Okay, bear with me as we go deeper down the rabbit hole. There is one last feature I must mention: Willpower. Willpower is a stat specific to each character that lets the unit do extra damage or movement (some classes can do both) in a turn. However, it is a finite resource that doesn’t refill until a battle is over. This is when the chess comparison feels apt, since top-tier players will need to be mindful of their opponents’ positioning and willpower.
Perhaps a warrior can’t hurt your axeman from that distance with that much strength, but if the other player tosses in one willpower to move an extra square on the grid and an extra willpower for more damage, you may just lose your burly, bearded companion. In a nice touch, all the corpses remain spread out on the ground, serving as a constant reminder of the bloodshed that transpired — not that there is any blood in this decidedly PG, Disney-inspired world.
In between matches, you’ll return to your gorgeously rendered hub town, complete with some very eye-catching parallax scrolling. Here you’ll be able to upgrade troops, see your achievements, buy characters, and eventually purchase items that will provide a secondary ability in combat (though this feature may come in post-release patch). All of Factions’ characters, boards (of which there will be around eight at release), and assets are being borrowed from the to-be-released single-player retail game. Though Factions’ players will be able to play against Banner Saga Chapter 1’s players in 2013, they won’t have access to the 16 new character classes that release will introduce.

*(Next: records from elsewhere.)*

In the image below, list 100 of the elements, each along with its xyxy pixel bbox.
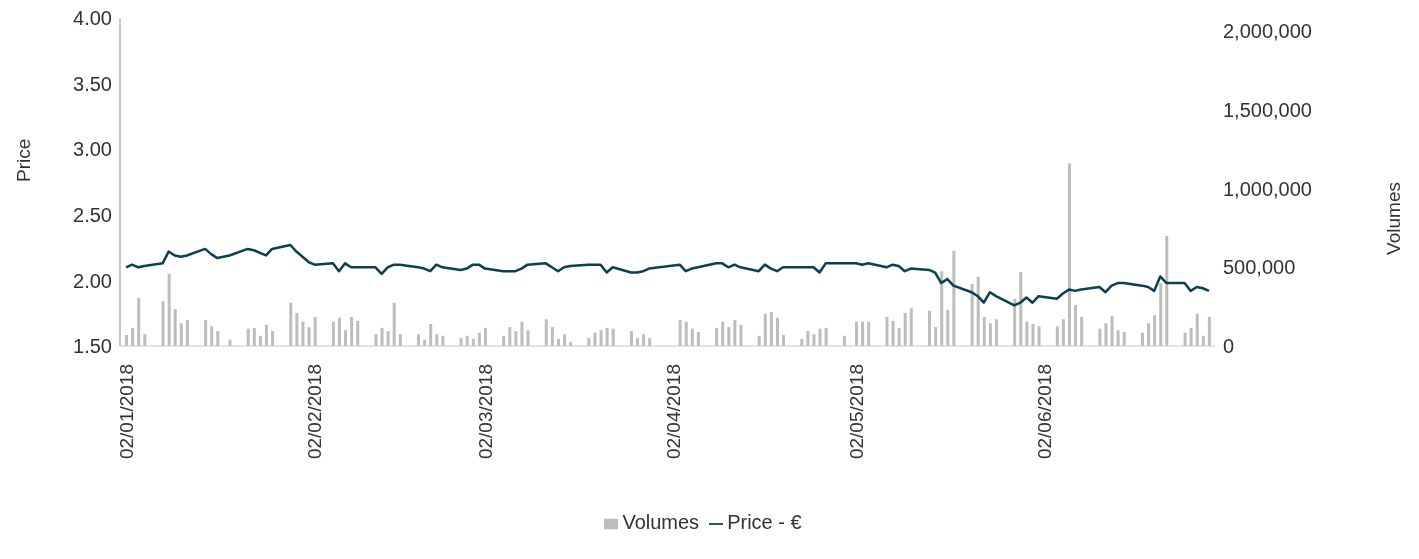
bar (520, 321, 524, 346)
y-tick-label: 3.00 (73, 138, 112, 161)
bar (1098, 328, 1102, 346)
y-axis-title: Price (12, 138, 34, 182)
bar (429, 323, 433, 346)
bar (301, 321, 305, 346)
bar (994, 319, 998, 346)
bar (611, 328, 615, 346)
y2-tick-label: 1,500,000 (1223, 99, 1312, 122)
bar (380, 327, 384, 346)
bar (477, 332, 481, 346)
bar (374, 334, 378, 346)
bar (289, 302, 293, 346)
bar (928, 310, 932, 346)
bar (824, 327, 828, 346)
bar (125, 334, 129, 346)
bar (435, 334, 439, 346)
bar (855, 321, 859, 346)
bar (508, 327, 512, 346)
bar (350, 316, 354, 346)
bar (1074, 305, 1078, 346)
legend-label: Volumes (622, 511, 700, 533)
bar (1067, 163, 1071, 346)
y-tick-label: 4.00 (73, 7, 112, 30)
bar (161, 301, 165, 346)
bar (1025, 321, 1029, 346)
bar (806, 331, 810, 346)
bar (344, 330, 348, 346)
x-tick-label: 02/04/2018 (663, 364, 685, 460)
y-tick-label: 3.50 (73, 72, 112, 95)
bar (818, 328, 822, 346)
y2-axis-title: Volumes (1382, 182, 1404, 255)
line-series (124, 243, 1211, 307)
y2-tick-label: 500,000 (1223, 256, 1296, 279)
legend-label: Price - € (727, 511, 802, 533)
y-tick-label: 1.50 (73, 335, 112, 358)
bar (678, 320, 682, 346)
bar (398, 334, 402, 346)
bar (271, 331, 275, 346)
bar (1037, 326, 1041, 346)
bar (1195, 313, 1199, 346)
bar (739, 324, 743, 346)
bar (946, 309, 950, 346)
bar (252, 327, 256, 346)
bar (891, 320, 895, 346)
bar (867, 321, 871, 346)
bar (903, 312, 907, 346)
bar (1147, 323, 1151, 346)
bar (684, 321, 688, 346)
bar (417, 334, 421, 346)
bar (970, 283, 974, 346)
bar (337, 317, 341, 346)
bar (386, 331, 390, 346)
bar (483, 327, 487, 346)
bar (976, 276, 980, 346)
bar (131, 327, 135, 346)
bar (563, 334, 567, 346)
bar (204, 320, 208, 346)
bar (307, 327, 311, 346)
bar (550, 327, 554, 346)
bar (1165, 235, 1169, 346)
bar (1122, 331, 1126, 346)
bar (642, 334, 646, 346)
x-tick-label: 02/03/2018 (474, 364, 496, 460)
bar (1031, 323, 1035, 346)
bar (1055, 326, 1059, 346)
bar (1080, 316, 1084, 346)
bar (1189, 327, 1193, 346)
bar (897, 327, 901, 346)
bar (769, 312, 773, 346)
y2-tick-label: 1,000,000 (1223, 177, 1312, 200)
bar (1110, 316, 1114, 346)
bar (696, 331, 700, 346)
bar (763, 313, 767, 346)
bar (210, 326, 214, 346)
bar (721, 321, 725, 346)
x-tick-label: 02/06/2018 (1034, 364, 1056, 460)
bar (173, 309, 177, 346)
bar (934, 327, 938, 346)
bar (1019, 272, 1023, 346)
bar (179, 323, 183, 346)
bar (812, 334, 816, 346)
bar (727, 327, 731, 346)
bar (940, 271, 944, 346)
y-tick-label: 2.50 (73, 203, 112, 226)
bar (526, 330, 530, 346)
bar (982, 316, 986, 346)
bar (167, 273, 171, 346)
bar (1061, 319, 1065, 346)
bar (952, 250, 956, 346)
bar (313, 316, 317, 346)
y2-tick-label: 2,000,000 (1223, 20, 1312, 43)
bar (988, 323, 992, 346)
bar (861, 321, 865, 346)
x-tick-label: 02/02/2018 (304, 364, 326, 460)
bar (514, 331, 518, 346)
bar (392, 302, 396, 346)
y-tick-label: 2.00 (73, 269, 112, 292)
bar (1104, 323, 1108, 346)
bar (599, 330, 603, 346)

In one of the more inspired uses of the Kickstarter platform, Stoic is including 2,000 banners made by backers in the game. These crests will be ways that players can identify themselves, but they can further customize them by displaying earned trophies they are proud of stitched beside their chosen crest. It’s kind of like apparel in free-to-play games, but, instead of saying “I paid this much for this,” you are telling players, “I EARNED this trophy so watch out!” It’s a really nice touch that makes achievements mean something to more than just the player earning them.
Though Factions is merely a multiplayer offshoot of the single-player epic Stoic is creating, it certainly feels like a full game and one that the developer is confident in supporting as it releases its trilogy to downloadable services. With sound by the guys behind L.A. Noire, music from the composer of Journey, and painstakingly hand-drawn art by Powerhouse Animation (Epic Mickey 2), Banner Saga Factions is a game that feels, looks, and plays like no other turn-based game, least of all Chess or Checkers. Though this bite-size sampling of what’s to come may not be what backers wanted, it should tide them over until they get the main course in early 2013.

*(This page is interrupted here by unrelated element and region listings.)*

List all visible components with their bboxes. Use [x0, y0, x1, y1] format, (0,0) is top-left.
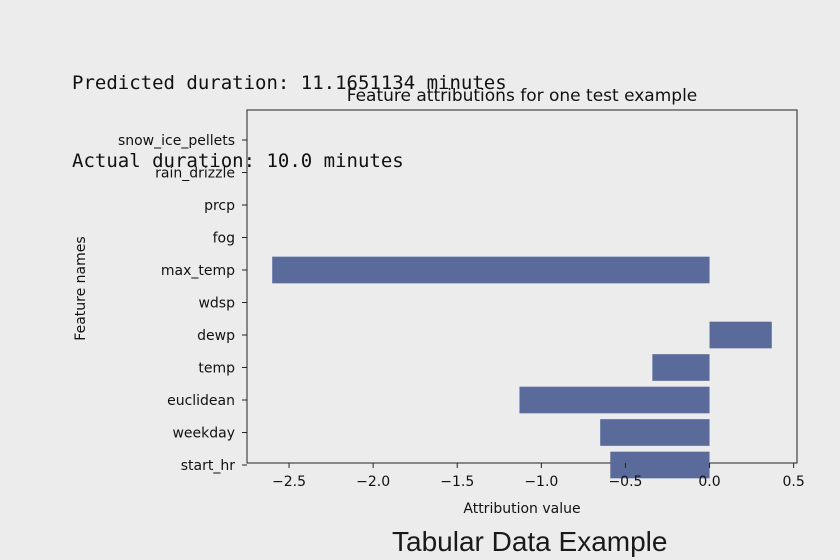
- cell-output: Predicted duration: 11.1651134 minutes A…: [72, 18, 507, 200]
- y-tick-label-temp: temp: [198, 361, 235, 377]
- y-tick-label-prcp: prcp: [204, 198, 235, 214]
- chart-title: Feature attributions for one test exampl…: [347, 86, 698, 106]
- bar-start_hr: [610, 451, 710, 479]
- bar-euclidean: [519, 386, 710, 414]
- bar-max_temp: [272, 256, 710, 284]
- predicted-duration-text: Predicted duration: 11.1651134 minutes: [72, 72, 507, 94]
- y-tick-label-wdsp: wdsp: [198, 296, 235, 312]
- y-tick-label-euclidean: euclidean: [167, 393, 235, 409]
- x-tick-label: −2.0: [356, 474, 390, 490]
- y-tick-label-weekday: weekday: [172, 426, 235, 442]
- actual-duration-text: Actual duration: 10.0 minutes: [72, 150, 404, 172]
- x-tick-label: 0.0: [698, 474, 720, 490]
- x-axis-label: Attribution value: [463, 501, 580, 517]
- y-tick-label-start_hr: start_hr: [181, 458, 235, 474]
- y-axis-label: Feature names: [73, 236, 89, 340]
- y-tick-label-fog: fog: [213, 231, 235, 247]
- y-tick-label-rain_drizzle: rain_drizzle: [155, 166, 235, 182]
- plot-frame: [246, 109, 798, 464]
- y-tick-label-snow_ice_pellets: snow_ice_pellets: [118, 133, 235, 149]
- x-tick-label: −1.5: [440, 474, 474, 490]
- y-tick-label-max_temp: max_temp: [161, 263, 235, 279]
- x-tick-label: −1.0: [524, 474, 558, 490]
- bar-temp: [652, 354, 710, 381]
- bar-weekday: [600, 419, 710, 446]
- x-tick-label: −2.5: [272, 474, 306, 490]
- bar-dewp: [709, 321, 772, 349]
- x-tick-label: 0.5: [783, 474, 805, 490]
- slide-caption: Tabular Data Example: [392, 526, 668, 557]
- x-tick-label: −0.5: [608, 474, 642, 490]
- y-tick-label-dewp: dewp: [197, 328, 235, 344]
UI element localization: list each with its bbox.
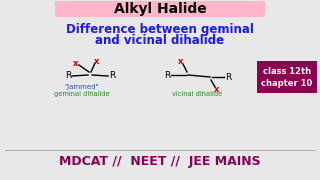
Text: R: R [225, 73, 231, 82]
Text: R: R [164, 71, 170, 80]
Text: Alkyl Halide: Alkyl Halide [114, 2, 206, 16]
Text: MDCAT //  NEET //  JEE MAINS: MDCAT // NEET // JEE MAINS [59, 156, 261, 168]
Text: class 12th: class 12th [263, 66, 311, 75]
Text: "jammed": "jammed" [65, 84, 99, 90]
Text: geminal dihalide: geminal dihalide [54, 91, 110, 97]
Text: vicinal dihalide: vicinal dihalide [172, 91, 222, 97]
Text: x: x [214, 84, 220, 93]
Text: x: x [178, 57, 184, 66]
Text: R: R [65, 71, 71, 80]
FancyBboxPatch shape [257, 61, 317, 93]
Text: and vicinal dihalide: and vicinal dihalide [95, 35, 225, 48]
Text: Difference between geminal: Difference between geminal [66, 24, 254, 37]
Text: x: x [94, 57, 100, 66]
Text: chapter 10: chapter 10 [261, 78, 313, 87]
Text: R: R [109, 71, 115, 80]
Text: x: x [73, 58, 79, 68]
FancyBboxPatch shape [55, 1, 265, 17]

Factions will be released for PC and Mac in early November, followed by releases on Linux, iPad, and Ouya. However, you can play the game early at Fantastic Arcade this weekend. A beta for backers will roll out soon after.
Stoic is also considering giving the free-to-play game its own story mode in an update, but one step at a time. Though biting off more than they can chew and still managing to swallow is slowly becoming the norm for this young, ambitious developer.